Study indicates cardiac arrest treatment and survival varies widely in U.S. hospitals

February 24, 2016 – Top quality cardiac arrest care could save more than 22,000 lives each year, according to a new study by DCRI researchers.

A new study estimates that 22,990–24,200 lives could be saved each year if all U.S. hospitals had similar in-hospital cardiac arrest (IHCA) quality of care to that in place at the best institutions.

The study – by researchers from Duke and other American Heart Association’s Get With the Guidelines-Resuscitation investigators – is believed to be the first to examine variation between IHCA quality of care and outcomes using a hospital process composite performance measure. The composite measure is based on five guideline-recommended process-of-care measures. The study found significant variation in process quality of care achievement and survival rates for patients with IHCA treated at U.S. hospitals. The relationship between process quality of care measures and outcomes was evident after adjusting for both patient and hospital characteristics.

monique-anderson-news“We found that for every 10 percent increase in hospital composite performance, there was a 22 percent higher chance of survival, showing the need to improve adherence to guideline-recommended care overall, as well as to individual process of care measures,” said lead author and Duke cardiologist, Monique L. Anderson, MD, MHS, assistant professor of medicine and member of the DCRI (pictured). “Studies like this are important to drive the national conversation around public reporting and performance measures for cardiac arrest, adding new information on quality of care.”
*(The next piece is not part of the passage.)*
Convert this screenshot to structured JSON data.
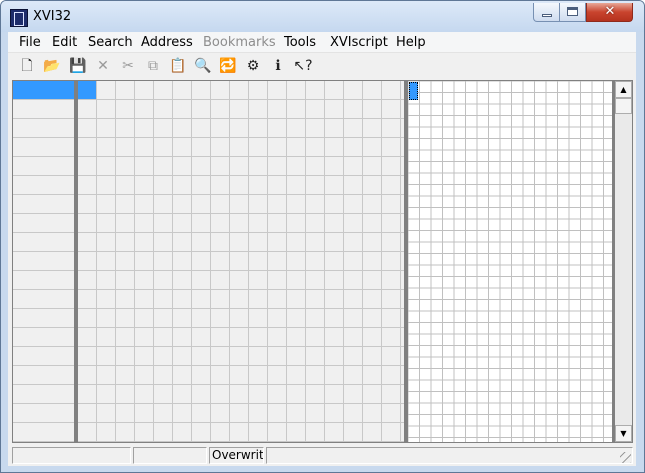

The study, published today in the first issue of JAMA Cardiology, is entitled, “Association Between Hospital Process Composite Performance and Patient Outcomes.” The authors used the Get With The Guidelines-Resuscitation registry to analyze data on 35,283 IHCA patients treated at 261 U.S. hospitals (2010–2012).
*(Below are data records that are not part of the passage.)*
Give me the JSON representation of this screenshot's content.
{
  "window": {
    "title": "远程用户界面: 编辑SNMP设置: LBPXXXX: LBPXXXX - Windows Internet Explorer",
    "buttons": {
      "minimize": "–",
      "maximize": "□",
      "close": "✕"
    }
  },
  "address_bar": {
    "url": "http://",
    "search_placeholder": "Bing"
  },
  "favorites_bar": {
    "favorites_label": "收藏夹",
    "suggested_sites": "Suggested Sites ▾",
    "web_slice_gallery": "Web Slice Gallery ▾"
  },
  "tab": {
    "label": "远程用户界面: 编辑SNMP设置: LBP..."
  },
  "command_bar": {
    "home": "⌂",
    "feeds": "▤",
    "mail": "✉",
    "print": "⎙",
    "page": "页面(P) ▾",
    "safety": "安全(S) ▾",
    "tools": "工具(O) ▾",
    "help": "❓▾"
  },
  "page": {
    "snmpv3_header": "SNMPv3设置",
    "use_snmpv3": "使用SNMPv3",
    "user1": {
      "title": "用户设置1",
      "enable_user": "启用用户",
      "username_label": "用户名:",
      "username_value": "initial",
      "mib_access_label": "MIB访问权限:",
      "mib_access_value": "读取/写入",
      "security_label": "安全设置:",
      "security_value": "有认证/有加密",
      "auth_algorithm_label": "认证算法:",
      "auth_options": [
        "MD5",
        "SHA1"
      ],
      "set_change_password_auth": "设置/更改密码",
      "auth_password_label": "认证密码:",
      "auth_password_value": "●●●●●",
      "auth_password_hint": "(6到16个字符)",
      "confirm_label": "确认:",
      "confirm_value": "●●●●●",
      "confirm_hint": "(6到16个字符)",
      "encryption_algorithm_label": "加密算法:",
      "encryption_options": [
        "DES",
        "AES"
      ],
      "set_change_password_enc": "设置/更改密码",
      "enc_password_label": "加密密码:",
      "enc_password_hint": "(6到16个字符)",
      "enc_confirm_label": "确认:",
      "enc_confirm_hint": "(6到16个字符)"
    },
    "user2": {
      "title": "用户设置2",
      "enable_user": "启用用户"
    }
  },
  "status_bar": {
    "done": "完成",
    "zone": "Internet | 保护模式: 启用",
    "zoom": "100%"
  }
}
More than 200,000 patients are treated each year for IHCA. Survival rates are generally low, but vary widely among U.S. centers. Previously, it was unclear whether this variability is due to IHCA process quality of care, or how IHCA process quality of care might affect patient outcomes. Recently, the Joint Commission, National Quality Forum, and the American Heart Association have all expressed an interest in developing performance measures specific to IHCA in hopes of facilitating benchmarking, with the ultimate goal of improving patient outcomes.

In addition to Anderson, study authors include: Graham Nichol; David Dai; Paul S. Chan; Laine Thomas; Sana M. Al-Khatib; Robert A. Berg; Steven M. Bradley; and Eric D. Peterson; for the American Heart Association’s Get With the Guidelines-Resuscitation Investigators.